Wer von euch schreibt die Songs?
(Conny) Jeder gibt seinen Senf dazu! Ideen kommen aus allen Richtungen. Manchmal haben wir erst die Musik und dann den Text und dann auch wieder andersrum.

(Püppi) Es hat jeder die Chance sich einzubringen. Genau deswegen sind unsere Lieder so abwechslungsreich und deswegen haben wir es geschafft, in nur zwei Jahren 16 Songs zu schreiben und aufzunehmen.

(Arne) Keiner hat hier den Hut auf, denn bei uns gibt es nicht „das“ musikalische Genie.

(Enno) Uns ist einfach wichtig, uns nicht auf unserem Erfolg, wenn wir einen neuen Song fertig im Kasten haben, auszuruhen. Wir machen direkt weiter.

(Conny) Unsere verschiedenen Stile verwachsen immer mehr zu einem Gesamtmix.

Habt ihr das große Ziel vor Augen als Laika Lost In Space berühmt zu werden?
(Arne) Das ist generell schwer festzulegen, denn bis jetzt sind wir ja noch fern ab davon. Natürlich sitzen wir oft zusammen und träumen davon wie cool es wäre eine Tour zu machen, bei der man am Ende nichts mehr drauf zahlen muss. Im Idealfall natürlich europaweit.
Wir setzen dafür noch nicht alles auf eine Kappe, aber das ist schon so unser Nahziel.
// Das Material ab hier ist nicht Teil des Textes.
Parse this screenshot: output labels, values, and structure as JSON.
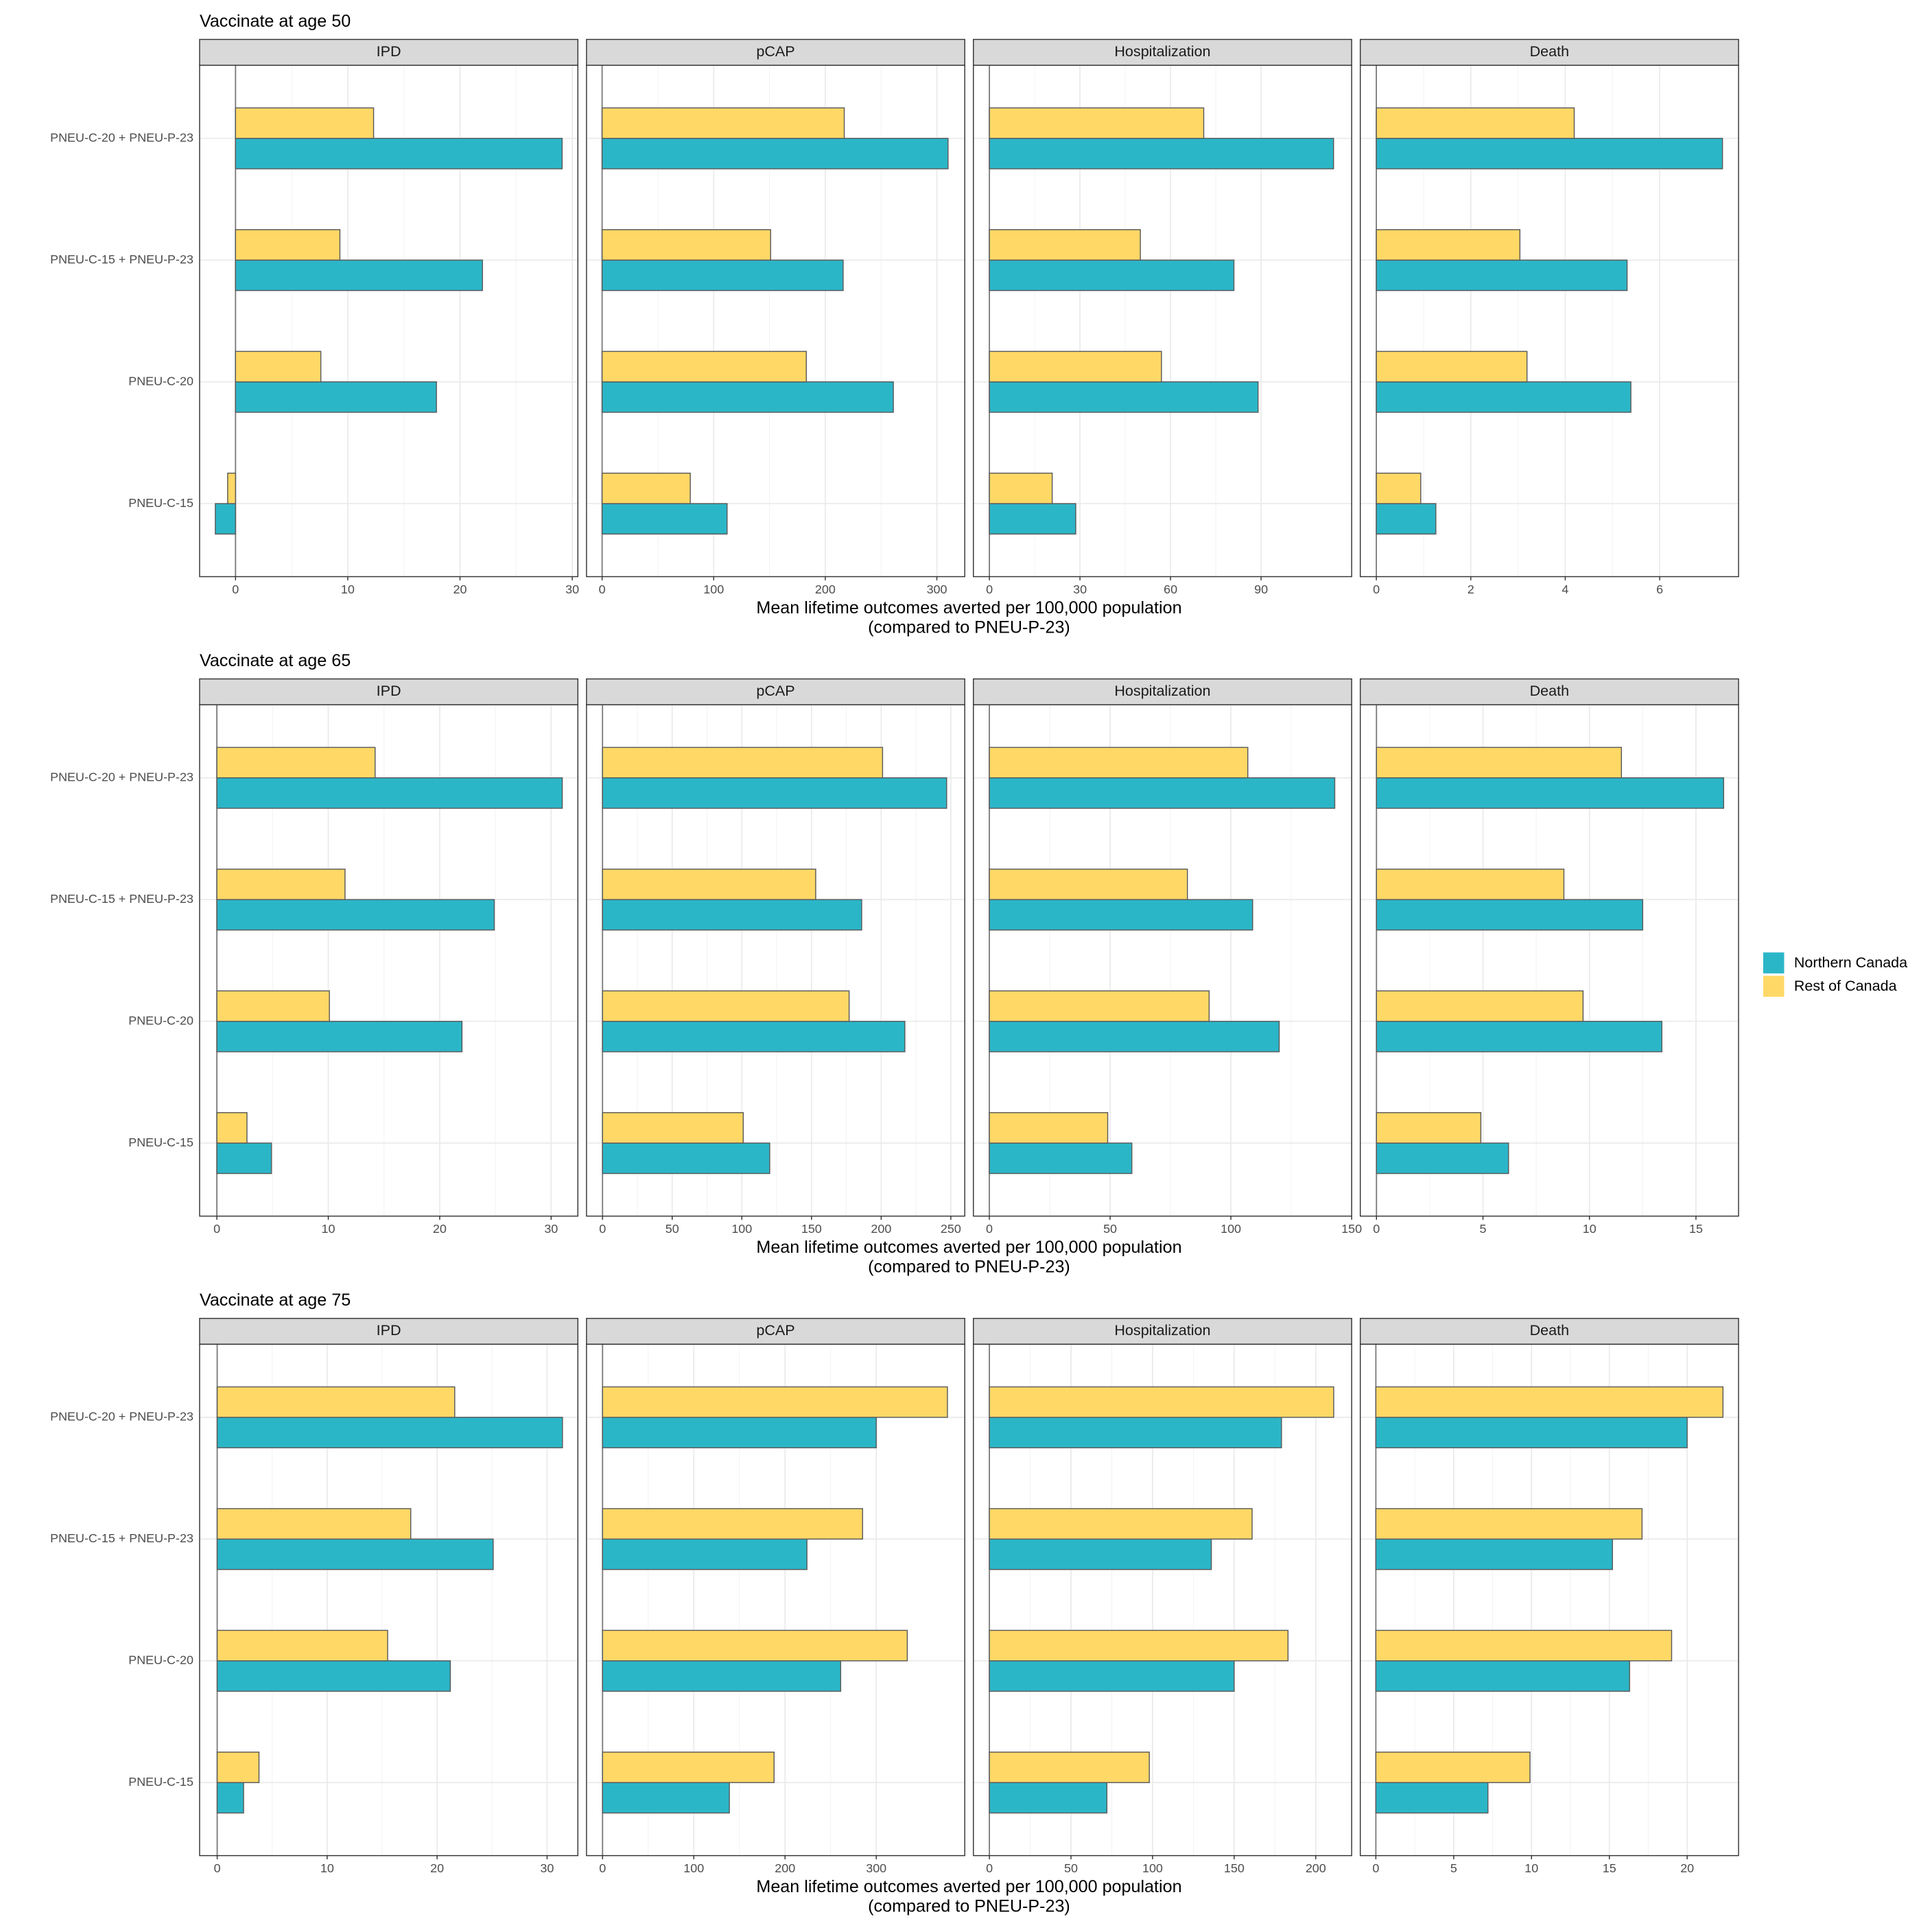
{
  "chart_data": [
    {
      "type": "bar",
      "orientation": "horizontal",
      "title": "Vaccinate at age 50",
      "xlabel": [
        "Mean lifetime outcomes averted per 100,000 population",
        "(compared to PNEU-P-23)"
      ],
      "categories": [
        "PNEU-C-20 + PNEU-P-23",
        "PNEU-C-15 + PNEU-P-23",
        "PNEU-C-20",
        "PNEU-C-15"
      ],
      "grid": true,
      "facets": [
        {
          "title": "IPD",
          "xlim": [
            -3.2,
            30.5
          ],
          "xticks": [
            0,
            10,
            20,
            30
          ],
          "series": [
            {
              "name": "Northern Canada",
              "color": "#2bb6c8",
              "values": [
                29.1,
                22.0,
                17.9,
                -1.8
              ]
            },
            {
              "name": "Rest of Canada",
              "color": "#ffd866",
              "values": [
                12.3,
                9.3,
                7.6,
                -0.7
              ]
            }
          ]
        },
        {
          "title": "pCAP",
          "xlim": [
            -14,
            325
          ],
          "xticks": [
            0,
            100,
            200,
            300
          ],
          "series": [
            {
              "name": "Northern Canada",
              "color": "#2bb6c8",
              "values": [
                310,
                216,
                261,
                112
              ]
            },
            {
              "name": "Rest of Canada",
              "color": "#ffd866",
              "values": [
                217,
                151,
                183,
                79
              ]
            }
          ]
        },
        {
          "title": "Hospitalization",
          "xlim": [
            -5.3,
            120
          ],
          "xticks": [
            0,
            30,
            60,
            90
          ],
          "series": [
            {
              "name": "Northern Canada",
              "color": "#2bb6c8",
              "values": [
                114,
                81,
                89,
                28.6
              ]
            },
            {
              "name": "Rest of Canada",
              "color": "#ffd866",
              "values": [
                71,
                50,
                57,
                20.8
              ]
            }
          ]
        },
        {
          "title": "Death",
          "xlim": [
            -0.34,
            7.67
          ],
          "xticks": [
            0,
            2,
            4,
            6
          ],
          "series": [
            {
              "name": "Northern Canada",
              "color": "#2bb6c8",
              "values": [
                7.33,
                5.31,
                5.39,
                1.26
              ]
            },
            {
              "name": "Rest of Canada",
              "color": "#ffd866",
              "values": [
                4.19,
                3.04,
                3.19,
                0.94
              ]
            }
          ]
        }
      ]
    },
    {
      "type": "bar",
      "orientation": "horizontal",
      "title": "Vaccinate at age 65",
      "xlabel": [
        "Mean lifetime outcomes averted per 100,000 population",
        "(compared to PNEU-P-23)"
      ],
      "categories": [
        "PNEU-C-20 + PNEU-P-23",
        "PNEU-C-15 + PNEU-P-23",
        "PNEU-C-20",
        "PNEU-C-15"
      ],
      "grid": true,
      "facets": [
        {
          "title": "IPD",
          "xlim": [
            -1.55,
            32.4
          ],
          "xticks": [
            0,
            10,
            20,
            30
          ],
          "series": [
            {
              "name": "Northern Canada",
              "color": "#2bb6c8",
              "values": [
                31.0,
                24.9,
                22.0,
                4.9
              ]
            },
            {
              "name": "Rest of Canada",
              "color": "#ffd866",
              "values": [
                14.2,
                11.5,
                10.1,
                2.7
              ]
            }
          ]
        },
        {
          "title": "pCAP",
          "xlim": [
            -11.5,
            260
          ],
          "xticks": [
            0,
            50,
            100,
            150,
            200,
            250
          ],
          "series": [
            {
              "name": "Northern Canada",
              "color": "#2bb6c8",
              "values": [
                247,
                186,
                217,
                120
              ]
            },
            {
              "name": "Rest of Canada",
              "color": "#ffd866",
              "values": [
                201,
                153,
                177,
                101
              ]
            }
          ]
        },
        {
          "title": "Hospitalization",
          "xlim": [
            -6.6,
            150
          ],
          "xticks": [
            0,
            50,
            100,
            150
          ],
          "series": [
            {
              "name": "Northern Canada",
              "color": "#2bb6c8",
              "values": [
                143,
                109,
                120,
                59
              ]
            },
            {
              "name": "Rest of Canada",
              "color": "#ffd866",
              "values": [
                107,
                82,
                91,
                49
              ]
            }
          ]
        },
        {
          "title": "Death",
          "xlim": [
            -0.76,
            17.0
          ],
          "xticks": [
            0,
            5,
            10,
            15
          ],
          "series": [
            {
              "name": "Northern Canada",
              "color": "#2bb6c8",
              "values": [
                16.3,
                12.5,
                13.4,
                6.2
              ]
            },
            {
              "name": "Rest of Canada",
              "color": "#ffd866",
              "values": [
                11.5,
                8.8,
                9.7,
                4.9
              ]
            }
          ]
        }
      ]
    },
    {
      "type": "bar",
      "orientation": "horizontal",
      "title": "Vaccinate at age 75",
      "xlabel": [
        "Mean lifetime outcomes averted per 100,000 population",
        "(compared to PNEU-P-23)"
      ],
      "categories": [
        "PNEU-C-20 + PNEU-P-23",
        "PNEU-C-15 + PNEU-P-23",
        "PNEU-C-20",
        "PNEU-C-15"
      ],
      "grid": true,
      "facets": [
        {
          "title": "IPD",
          "xlim": [
            -1.6,
            32.8
          ],
          "xticks": [
            0,
            10,
            20,
            30
          ],
          "series": [
            {
              "name": "Northern Canada",
              "color": "#2bb6c8",
              "values": [
                31.4,
                25.1,
                21.2,
                2.4
              ]
            },
            {
              "name": "Rest of Canada",
              "color": "#ffd866",
              "values": [
                21.6,
                17.6,
                15.5,
                3.8
              ]
            }
          ]
        },
        {
          "title": "pCAP",
          "xlim": [
            -17.6,
            397
          ],
          "xticks": [
            0,
            100,
            200,
            300
          ],
          "series": [
            {
              "name": "Northern Canada",
              "color": "#2bb6c8",
              "values": [
                300,
                224,
                261,
                139
              ]
            },
            {
              "name": "Rest of Canada",
              "color": "#ffd866",
              "values": [
                378,
                285,
                334,
                188
              ]
            }
          ]
        },
        {
          "title": "Hospitalization",
          "xlim": [
            -9.8,
            222
          ],
          "xticks": [
            0,
            50,
            100,
            150,
            200
          ],
          "series": [
            {
              "name": "Northern Canada",
              "color": "#2bb6c8",
              "values": [
                179,
                136,
                150,
                72
              ]
            },
            {
              "name": "Rest of Canada",
              "color": "#ffd866",
              "values": [
                211,
                161,
                183,
                98
              ]
            }
          ]
        },
        {
          "title": "Death",
          "xlim": [
            -1.0,
            23.3
          ],
          "xticks": [
            0,
            5,
            10,
            15,
            20
          ],
          "series": [
            {
              "name": "Northern Canada",
              "color": "#2bb6c8",
              "values": [
                20.0,
                15.2,
                16.3,
                7.2
              ]
            },
            {
              "name": "Rest of Canada",
              "color": "#ffd866",
              "values": [
                22.3,
                17.1,
                19.0,
                9.9
              ]
            }
          ]
        }
      ]
    }
  ]
}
(Jim) Wir sind gestartet wie viele andere Bands auch. Erst macht man einfach Musik, weil man Spaß daran hat bis der Spaß so groß wird, dass man einen Haufen Arbeit hinein investiert.

(Püppi) Ich denke ab dem Zeitpunkt an dem man für mehrere tausend Euro ins Studio geht um ein Album aufzunehmen, ist das Ziel über die Grenzen Berlins und Deutschlands hinaus bekannter zu werden schon da.

Wann wird denn euer Album erscheinen?
(Jim) Am 26.4. ist das Release unseres ersten Albums „Frozen doves of peace“. Es kann als CD und LP gekauft werden und ist mit den 12 Liedern unser ganzer Stolz.
Mein persönliches Lieblingslied des Albums ist „We feed the wolfes“, indem wir über die Wichtigkeit eines jeden Einzelnen in der heutigen modernen Gesellschaft singen.